The turbulence came on the back of a lunchtime item on BBC Radio 4’s You and Yours.
This was sharply critical of Purplebricks and included comments from Steph McGovern, the personal finance journalist who is also presenting this evening’s Watchdog programme at 8pm on BBC One.
The introduction to the Radio 4 piece claims: “The online estate agent Purplebricks is making exaggerated claims that it has already been banned from making by the advertising regulator.”
A little later McGovern says: “We have seen emails that Purplebricks has sent to existing and prospective customers repeating those claims.”
It specifically says one disputed claim - that sellers will ‘save’ £4,158 on average - has been repeated by Purplebricks’ Local Property Experts in communications with current or potential clients.
The You and Yours programme played an audio recording - to be repeated with video in this evening’s Watchdog - from a customer, John Bristow, who instructed Purplebricks and chose to defer his £1,199 fee.

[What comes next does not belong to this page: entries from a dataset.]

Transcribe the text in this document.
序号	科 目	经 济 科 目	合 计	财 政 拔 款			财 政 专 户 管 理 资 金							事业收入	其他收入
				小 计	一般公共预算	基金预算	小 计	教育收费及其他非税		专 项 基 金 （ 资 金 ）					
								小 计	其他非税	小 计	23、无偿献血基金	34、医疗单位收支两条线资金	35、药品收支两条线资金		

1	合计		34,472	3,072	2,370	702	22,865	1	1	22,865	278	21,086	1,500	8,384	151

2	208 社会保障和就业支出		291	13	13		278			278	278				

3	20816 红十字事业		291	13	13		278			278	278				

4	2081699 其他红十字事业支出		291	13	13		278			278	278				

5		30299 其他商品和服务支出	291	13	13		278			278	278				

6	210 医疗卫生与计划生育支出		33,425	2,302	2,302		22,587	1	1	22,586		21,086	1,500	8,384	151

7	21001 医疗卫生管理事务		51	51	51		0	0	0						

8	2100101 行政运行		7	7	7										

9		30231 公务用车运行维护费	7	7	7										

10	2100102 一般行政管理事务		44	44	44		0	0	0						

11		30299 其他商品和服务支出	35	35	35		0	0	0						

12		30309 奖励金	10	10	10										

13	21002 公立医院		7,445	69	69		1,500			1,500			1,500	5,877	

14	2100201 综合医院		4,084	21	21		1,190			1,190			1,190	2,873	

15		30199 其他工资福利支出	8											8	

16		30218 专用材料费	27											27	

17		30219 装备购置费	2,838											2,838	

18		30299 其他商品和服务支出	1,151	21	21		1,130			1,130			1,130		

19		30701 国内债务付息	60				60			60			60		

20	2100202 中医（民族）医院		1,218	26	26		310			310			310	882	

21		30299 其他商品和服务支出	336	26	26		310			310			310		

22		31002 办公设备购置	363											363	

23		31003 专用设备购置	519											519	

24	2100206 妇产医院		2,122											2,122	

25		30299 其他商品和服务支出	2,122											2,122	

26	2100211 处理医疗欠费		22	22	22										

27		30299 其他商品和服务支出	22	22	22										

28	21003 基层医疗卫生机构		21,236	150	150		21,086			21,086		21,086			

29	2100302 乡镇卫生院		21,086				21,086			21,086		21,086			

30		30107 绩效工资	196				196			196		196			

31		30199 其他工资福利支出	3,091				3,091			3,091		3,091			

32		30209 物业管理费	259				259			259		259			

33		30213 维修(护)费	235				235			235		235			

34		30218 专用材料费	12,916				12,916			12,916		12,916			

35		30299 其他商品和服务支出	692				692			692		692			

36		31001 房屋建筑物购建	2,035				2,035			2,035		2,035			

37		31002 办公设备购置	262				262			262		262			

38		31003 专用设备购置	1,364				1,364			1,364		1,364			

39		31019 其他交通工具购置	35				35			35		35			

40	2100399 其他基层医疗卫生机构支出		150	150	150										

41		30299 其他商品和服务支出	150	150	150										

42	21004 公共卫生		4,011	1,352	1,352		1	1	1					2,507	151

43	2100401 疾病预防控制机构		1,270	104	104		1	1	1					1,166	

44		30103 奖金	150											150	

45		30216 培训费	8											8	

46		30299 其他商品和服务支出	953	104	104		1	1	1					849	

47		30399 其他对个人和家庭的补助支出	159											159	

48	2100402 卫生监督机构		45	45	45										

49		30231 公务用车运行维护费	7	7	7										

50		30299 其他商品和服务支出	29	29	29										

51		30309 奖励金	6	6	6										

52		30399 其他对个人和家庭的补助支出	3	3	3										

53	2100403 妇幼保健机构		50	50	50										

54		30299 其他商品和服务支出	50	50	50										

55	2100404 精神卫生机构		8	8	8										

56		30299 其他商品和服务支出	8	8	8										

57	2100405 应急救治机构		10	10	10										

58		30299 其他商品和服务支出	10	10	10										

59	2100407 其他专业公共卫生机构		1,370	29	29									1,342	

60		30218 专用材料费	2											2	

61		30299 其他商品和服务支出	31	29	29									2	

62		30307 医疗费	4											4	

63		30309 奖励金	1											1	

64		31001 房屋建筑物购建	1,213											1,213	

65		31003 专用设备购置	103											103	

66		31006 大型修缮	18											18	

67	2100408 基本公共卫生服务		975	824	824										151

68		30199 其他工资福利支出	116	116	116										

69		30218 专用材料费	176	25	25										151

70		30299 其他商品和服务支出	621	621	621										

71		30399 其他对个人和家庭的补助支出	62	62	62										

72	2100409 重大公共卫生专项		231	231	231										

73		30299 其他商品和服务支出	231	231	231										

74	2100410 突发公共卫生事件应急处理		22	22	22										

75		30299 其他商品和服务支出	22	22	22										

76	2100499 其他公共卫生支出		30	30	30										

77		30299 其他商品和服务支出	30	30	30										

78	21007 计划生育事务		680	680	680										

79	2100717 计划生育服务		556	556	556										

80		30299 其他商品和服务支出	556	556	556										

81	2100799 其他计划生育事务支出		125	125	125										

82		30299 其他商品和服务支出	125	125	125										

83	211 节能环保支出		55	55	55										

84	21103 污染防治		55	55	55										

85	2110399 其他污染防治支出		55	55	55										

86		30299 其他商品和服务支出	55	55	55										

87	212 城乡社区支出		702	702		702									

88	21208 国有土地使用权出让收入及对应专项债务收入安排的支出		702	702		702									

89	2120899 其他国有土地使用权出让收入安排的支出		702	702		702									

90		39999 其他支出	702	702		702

“I received an email after I deferred it to say I’d entered into a credit agreement” says Bristow, who suggests he had not been informed of having entered into such a deal, which was with a separate firm called Close Brothers.
BBC Watchdog also went undercover, inviting Purplebricks LPEs to five different properties around the UK; in the radio programme this afternoon it said that in three of those cases the expert failed to mention that the sellers would be entering into a credit agreement with a separate company.
Although the LPEs were praised on You and Yours for having good knowledge of their local areas, McGovern told listeners that at least one appeared to have exaggerated the number of homes they had sold. 
Purplebricks co-founder Michael Bruce, interviewed on the telephone by You and Yours presenter Winifred Robinson, insisted that the disputed £4,158 claim had been removed from “over a thousand different places” after the Advertising Standards Authority ruling.
He claimed he had within the previous 24 hours been sent a copy of an email showing the claim still being made, and said that this claim was also removed immediately afterwards. 
He said that the LPE who claimed to be listing up to 25 properties a month could have been referring simply to the number of listings made by himself and colleagues.
In terms of agreements entered into with Close Brothers, Bruce said all vendors were made well aware of this by LPEs and on-screen at the time of signing up to the deals. 
Asked whether this was really a loan by another name, Bruce called it “an unregulated facility agreement” and insisted that The Property Ombudsman was aware of the arrangement, and how it was made clear to vendors on the Purplebricks website.